Шрифт:
Интервал:
Закладка:
Нужны и легкие комедии, но мера вещей говорит о состоянии и силе коллектива. Его значимости. Пока мы работаем над созданием современной пьесы, не надо дожидаться и упускать время на ожидание, надо работать. А если это очевидно, то надо работать не над пустяками, а над вещами, которые войдут в основной, золотой фонд театра, а может быть, и страны. И классика может оказаться современной пьесой. Надо уметь выбрать и выбранную пьесу прочесть.
18/XI
Говорил с Ю.А. три часа. Вызвал сам. Обеспокоен судьбой театра.
Я говорил о том, что спектакли ниже наших возможностей. Довольно бы полуискусства. После Ростова театр сдал позиции. К чему пришел театр, если его спектакли не отличить от спектаклей любого другого. Он потерял свое лицо. Хочу большой, романтической или комедийной темы. Дундич — вместо шири, простора, воздуха, взрыва страстей — серость, узкие, пыльные тряпки над вялым исполнением артистов. Вместо буйных песен цыган — я не знаю цыган, поющих плохо, — что-то бесцветное, блеклое. Пыльные падуги со знаменем перерастают в символ… Скороспелость «Фронта»… А где рембрандтовские решения «Ваграма»[143]? Где смелость, сочность, точность, безусловность, выисканность мизансцен? Ведь «ювелирность», в которой нас обвиняли, не порок для театра. Ювелирность на основе тех маленьких тем била в нос своей самоцелью, а выисканная мизансцена никогда не будет пороком…
Хочу искусства как праздника. Как карнавала, как — наша жизнь. Пусть это трудно, пусть на это надо много сил, пусть я сгорю в два раза скорее. Пусть. Лучше гореть, чем дымить, чадить иногда… Хочу искусства большой идеи, красок, страстей. Где у нас Пушкин, где Гоголь, где Островский, Лермонтов? И что мы делаем в противовес? Чем можем похвалиться? Где Шекспир? А всякий раз театр, приобщаясь к большой теме, «сам становится и лучше и сильней и смелей берется решать любую современную тему… Конечно, можно остановиться и на Гольдони, я говорю иносказательно, и никто вас не обвинит в этом, особенно, если спектакли будут хорошими и время от времени вы будете давать современные спектакли; но в этом ли призвание советского театра?

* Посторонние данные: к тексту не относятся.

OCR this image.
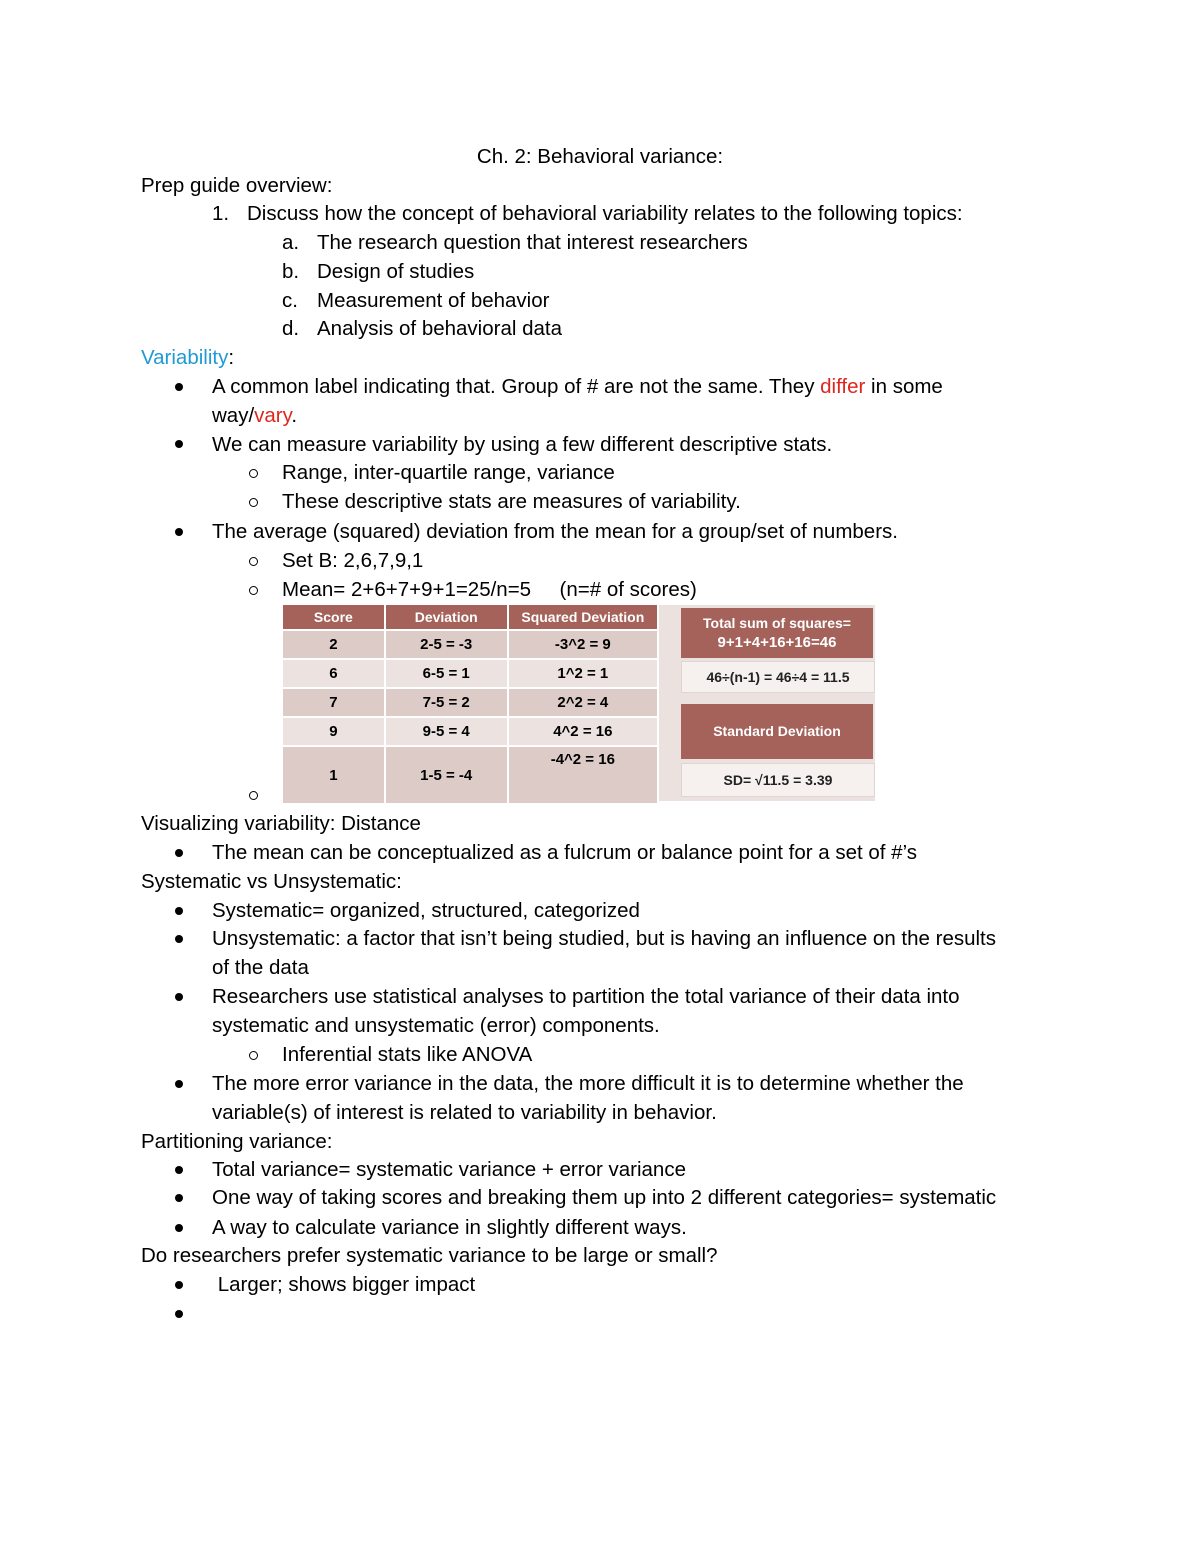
Ch. 2: Behavioral variance:
Prep guide overview:
1. Discuss how the concept of behavioral variability relates to the following topics:
a. The research question that interest researchers
b. Design of studies
c. Measurement of behavior
d. Analysis of behavioral data
Variability:
A common label indicating that. Group of # are not the same. They differ in some
way/vary.
We can measure variability by using a few different descriptive stats.
Range, inter-quartile range, variance
These descriptive stats are measures of variability.
The average (squared) deviation from the mean for a group/set of numbers.
Set B: 2,6,7,9,1
Mean= 2+6+7+9+1=25/n=5     (n=# of scores)
Score	Deviation	Squared Deviation
2	2-5 = -3	-3^2 = 9
6	6-5 = 1	1^2 = 1
7	7-5 = 2	2^2 = 4
9	9-5 = 4	4^2 = 16
1	1-5 = -4	-4^2 = 16
Total sum of squares=
9+1+4+16+16=46
46÷(n-1) = 46÷4 = 11.5
Standard Deviation
SD= √11.5 = 3.39
Visualizing variability: Distance
The mean can be conceptualized as a fulcrum or balance point for a set of #’s
Systematic vs Unsystematic:
Systematic= organized, structured, categorized
Unsystematic: a factor that isn’t being studied, but is having an influence on the results
of the data
Researchers use statistical analyses to partition the total variance of their data into
systematic and unsystematic (error) components.
Inferential stats like ANOVA
The more error variance in the data, the more difficult it is to determine whether the
variable(s) of interest is related to variability in behavior.
Partitioning variance:
Total variance= systematic variance + error variance
One way of taking scores and breaking them up into 2 different categories= systematic
A way to calculate variance in slightly different ways.
Do researchers prefer systematic variance to be large or small?
Larger; shows bigger impact
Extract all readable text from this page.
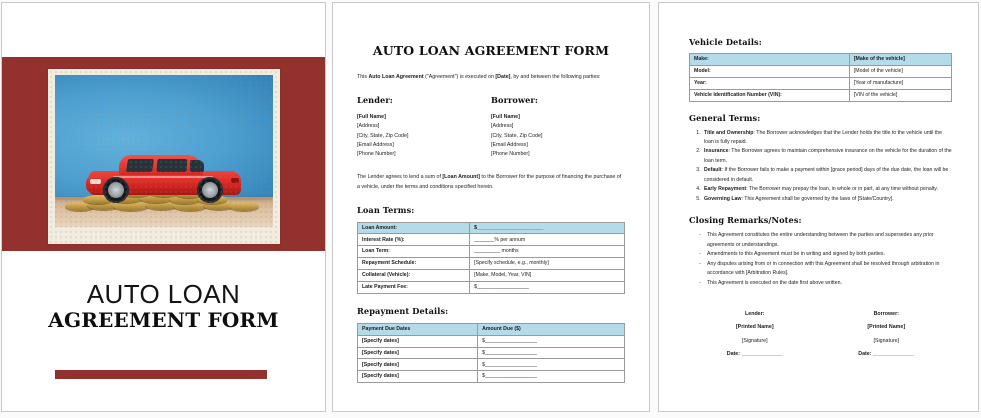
AUTO LOAN
AGREEMENT FORM
AUTO LOAN AGREEMENT FORM

This Auto Loan Agreement ("Agreement") is executed on [Date], by and between the following parties:

Lender:
[Full Name]
[Address]
[City, State, Zip Code]
[Email Address]
[Phone Number]
Borrower:
[Full Name]
[Address]
[City, State, Zip Code]
[Email Address]
[Phone Number]

The Lender agrees to lend a sum of [Loan Amount] to the Borrower for the purpose of financing the purchase of a vehicle, under the terms and conditions specified herein.

Loan Terms:
Loan Amount:	$_______________________
Interest Rate (%):	_______% per annum
Loan Term:	_________ months
Repayment Schedule:	[Specify schedule, e.g., monthly]
Collateral (Vehicle):	[Make, Model, Year, VIN]
Late Payment Fee:	$__________________
Repayment Details:
Payment Due Dates	Amount Due ($)
[Specify dates]	$__________________
[Specify dates]	$__________________
[Specify dates]	$__________________
[Specify dates]	$__________________
Vehicle Details:
Make:	[Make of the vehicle]
Model:	[Model of the vehicle]
Year:	[Year of manufacture]
Vehicle Identification Number (VIN):	[VIN of the vehicle]
General Terms:
1. Title and Ownership: The Borrower acknowledges that the Lender holds the title to the vehicle until the loan is fully repaid.
2. Insurance: The Borrower agrees to maintain comprehensive insurance on the vehicle for the duration of the loan term.
3. Default: If the Borrower fails to make a payment within [grace period] days of the due date, the loan will be considered in default.
4. Early Repayment: The Borrower may prepay the loan, in whole or in part, at any time without penalty.
5. Governing Law: This Agreement shall be governed by the laws of [State/Country].
Closing Remarks/Notes:
- This Agreement constitutes the entire understanding between the parties and supersedes any prior agreements or understandings.
- Amendments to this Agreement must be in writing and signed by both parties.
- Any disputes arising from or in connection with this Agreement shall be resolved through arbitration in accordance with [Arbitration Rules].
- This Agreement is executed on the date first above written.
Lender:
[Printed Name]
[Signature]
Date: ______________
Borrower:
[Printed Name]
[Signature]
Date: ______________
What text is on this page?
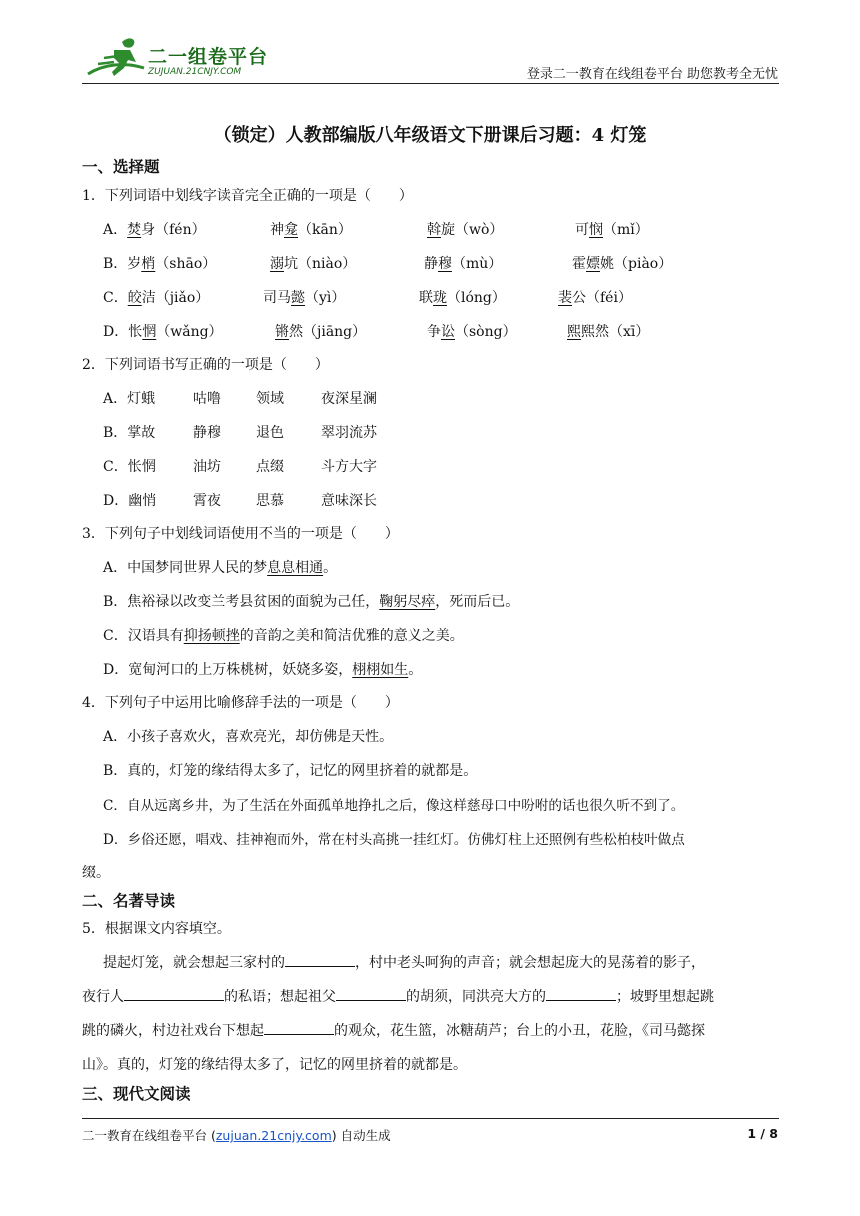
二一组卷平台
ZUJUAN.21CNJY.COM	登录二一教育在线组卷平台 助您教考全无忧
（锁定）人教部编版八年级语文下册课后习题：4 灯笼
一、选择题
1．下列词语中划线字读音完全正确的一项是（　　）
A．焚身（fén）	神龛（kān）	斡旋（wò）	可悯（mǐ）
B．岁梢（shāo）	溺坑（niào）	静穆（mù）	霍嫖姚（piào）
C．皎洁（jiǎo）	司马懿（yì）	联珑（lóng）	裴公（féi）
D．怅惘（wǎng）	锵然（jiāng）	争讼（sòng）	熙熙然（xī）
2．下列词语书写正确的一项是（　　）
A．灯蛾	咕噜	领域	夜深星澜
B．掌故	静穆	退色	翠羽流苏
C．怅惘	油坊	点缀	斗方大字
D．幽悄	霄夜	思慕	意味深长
3．下列句子中划线词语使用不当的一项是（　　）
A．中国梦同世界人民的梦息息相通。
B．焦裕禄以改变兰考县贫困的面貌为己任，鞠躬尽瘁，死而后已。
C．汉语具有抑扬顿挫的音韵之美和简洁优雅的意义之美。
D．宽甸河口的上万株桃树，妖娆多姿，栩栩如生。
4．下列句子中运用比喻修辞手法的一项是（　　）
A．小孩子喜欢火，喜欢亮光，却仿佛是天性。
B．真的，灯笼的缘结得太多了，记忆的网里挤着的就都是。
C．自从远离乡井，为了生活在外面孤单地挣扎之后，像这样慈母口中吩咐的话也很久听不到了。
D．乡俗还愿，唱戏、挂神袍而外，常在村头高挑一挂红灯。仿佛灯柱上还照例有些松柏枝叶做点
缀。
二、名著导读
5．根据课文内容填空。
提起灯笼，就会想起三家村的	，村中老头呵狗的声音；就会想起庞大的晃荡着的影子，
夜行人	的私语；想起祖父	的胡须，同洪亮大方的	；坡野里想起跳
跳的磷火，村边社戏台下想起	的观众，花生篮，冰糖葫芦；台上的小丑，花脸，《司马懿探
山》。真的，灯笼的缘结得太多了，记忆的网里挤着的就都是。
三、现代文阅读
二一教育在线组卷平台 (zujuan.21cnjy.com) 自动生成	1 / 8
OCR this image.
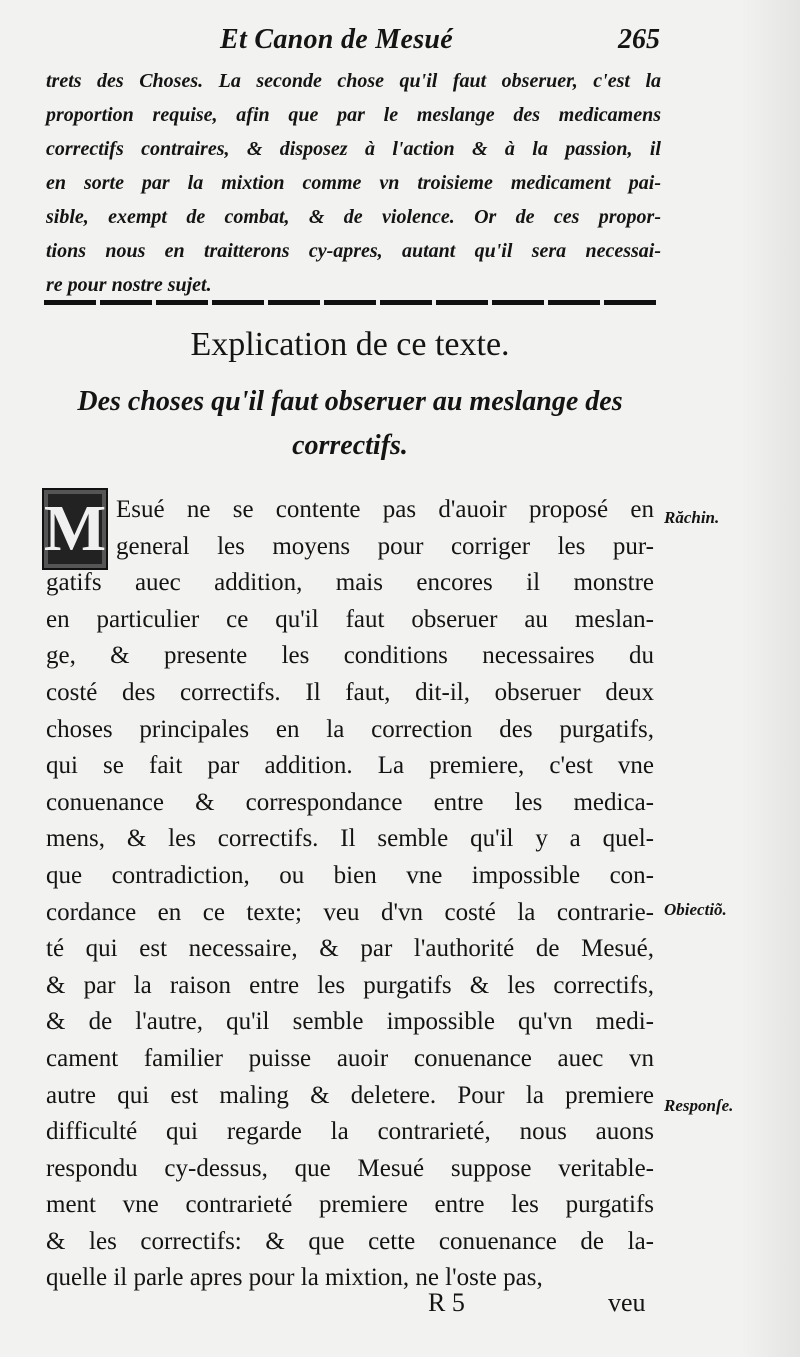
Et Canon de Mesué	265
trets des Choses. La seconde chose qu'il faut obseruer, c'est la
proportion requise, afin que par le meslange des medicamens
correctifs contraires, & disposez à l'action & à la passion, il
en sorte par la mixtion comme vn troisieme medicament pai-
sible, exempt de combat, & de violence. Or de ces propor-
tions nous en traitterons cy-apres, autant qu'il sera necessai-
re pour nostre sujet.
Explication de ce texte.
Des choses qu'il faut obseruer au meslange des
correctifs.
M Esué ne se contente pas d'auoir proposé en
general les moyens pour corriger les pur-
gatifs auec addition, mais encores il monstre
en particulier ce qu'il faut obseruer au meslan-
ge, & presente les conditions necessaires du
costé des correctifs. Il faut, dit-il, obseruer deux
choses principales en la correction des purgatifs,
qui se fait par addition. La premiere, c'est vne
conuenance & correspondance entre les medica-
mens, & les correctifs. Il semble qu'il y a quel-
que contradiction, ou bien vne impossible con-
cordance en ce texte; veu d'vn costé la contrarie-
té qui est necessaire, & par l'authorité de Mesué,
& par la raison entre les purgatifs & les correctifs,
& de l'autre, qu'il semble impossible qu'vn medi-
cament familier puisse auoir conuenance auec vn
autre qui est maling & deletere. Pour la premiere
difficulté qui regarde la contrarieté, nous auons
respondu cy-dessus, que Mesué suppose veritable-
ment vne contrarieté premiere entre les purgatifs
& les correctifs: & que cette conuenance de la-
quelle il parle apres pour la mixtion, ne l'oste pas,
Răchin.
Obiectiõ.
Responſe.
R 5	veu
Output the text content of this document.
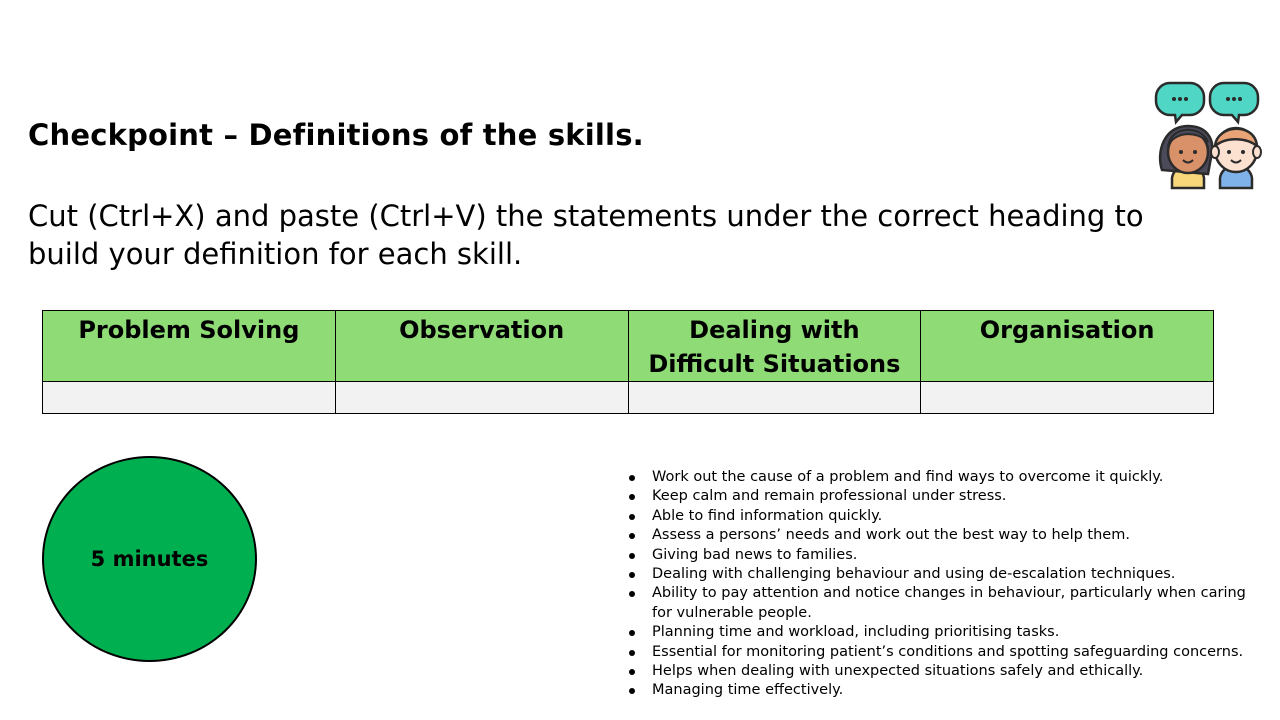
Checkpoint – Definitions of the skills.
Cut (Ctrl+X) and paste (Ctrl+V) the statements under the correct heading to build your definition for each skill.
Problem Solving	Observation	Dealing with Difficult Situations	Organisation

5 minutes
Work out the cause of a problem and find ways to overcome it quickly.
Keep calm and remain professional under stress.
Able to find information quickly.
Assess a persons’ needs and work out the best way to help them.
Giving bad news to families.
Dealing with challenging behaviour and using de-escalation techniques.
Ability to pay attention and notice changes in behaviour, particularly when caring for vulnerable people.
Planning time and workload, including prioritising tasks.
Essential for monitoring patient’s conditions and spotting safeguarding concerns.
Helps when dealing with unexpected situations safely and ethically.
Managing time effectively.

Решить этот вопрос дело и ваше и мое.
Я решил, что хочу быть в большой теме и хочу большого, взволнованного театра, хотя бы это стоило мне здоровья и сил… Я хочу потратить свою жизнь с пользой, чтобы на старости лет не кусать себя за то, что глупо прожил. Если это как-то совпадает с вашей точкой зрения, давайте не обманывать друг друга. Жизнь дается однажды и в этом однажды весьма ограниченное количество лет. И не след растрачивать ее неразумно — и впустую. Недостойно разбазаривать ценности, которые могут принести пользу настоящую. В искусстве надо идти открыто и сознательно. Времена интуиций прошли. Наше время сурово, и оно сурово может спросить: «Как вы, товарищи, прожили век?», «Чем доказали свое право на место в жизни?»
20/XI
Обсуждение «ФРОНТА» на труппе
Одобряют, хвалят, хотят лучше. Вот это постановка вопроса. Несколько замечаний в адрес Гераги[144] — простит, грубит. Оленин[145] играет на публику и не в том качестве накала.
Говорил и я.
— Конечно, победителей не судят. Не собираюсь судить и я… Но мне хочется сказать несколько слов, поделиться некоторыми соображениями.
Я радуюсь, как и все, что работа наша не пропала даром, что она «дошла». Но… не успокаиваться… Человек или идет вперед, или надо задуматься над тем, чем он жил в данный момент. Играя, какие средства он пользует…
Я думаю, что нам надо помнить, что за этими ролями стоят живые образы, которые послужили прообразами для ролей и, главное, для основной темы, которую несет пьеса. Пьеса несовершенна. Видно невооруженным глазом, что она недоделана, видимо, не хватило времени. И тем не менее она вышла. И тем не менее мы срочно ее готовили. Этот факт не должен пройти мимо сознания. Как только мы будем помнить, что за ролями — живые фигуры, по воле и по вине которых события на фронтах развиваются так или иначе, так наше отношение к событиям, в которых мы участвуем, играя роли, будет наполнено мыслью, чувством, кровью. Страстным отношением к событиям мы поднимем тему до того звучания, когда перестанут обращать внимание на то, как написана пьеса, а сцена перестанет быть сценой, превратится в жизнь.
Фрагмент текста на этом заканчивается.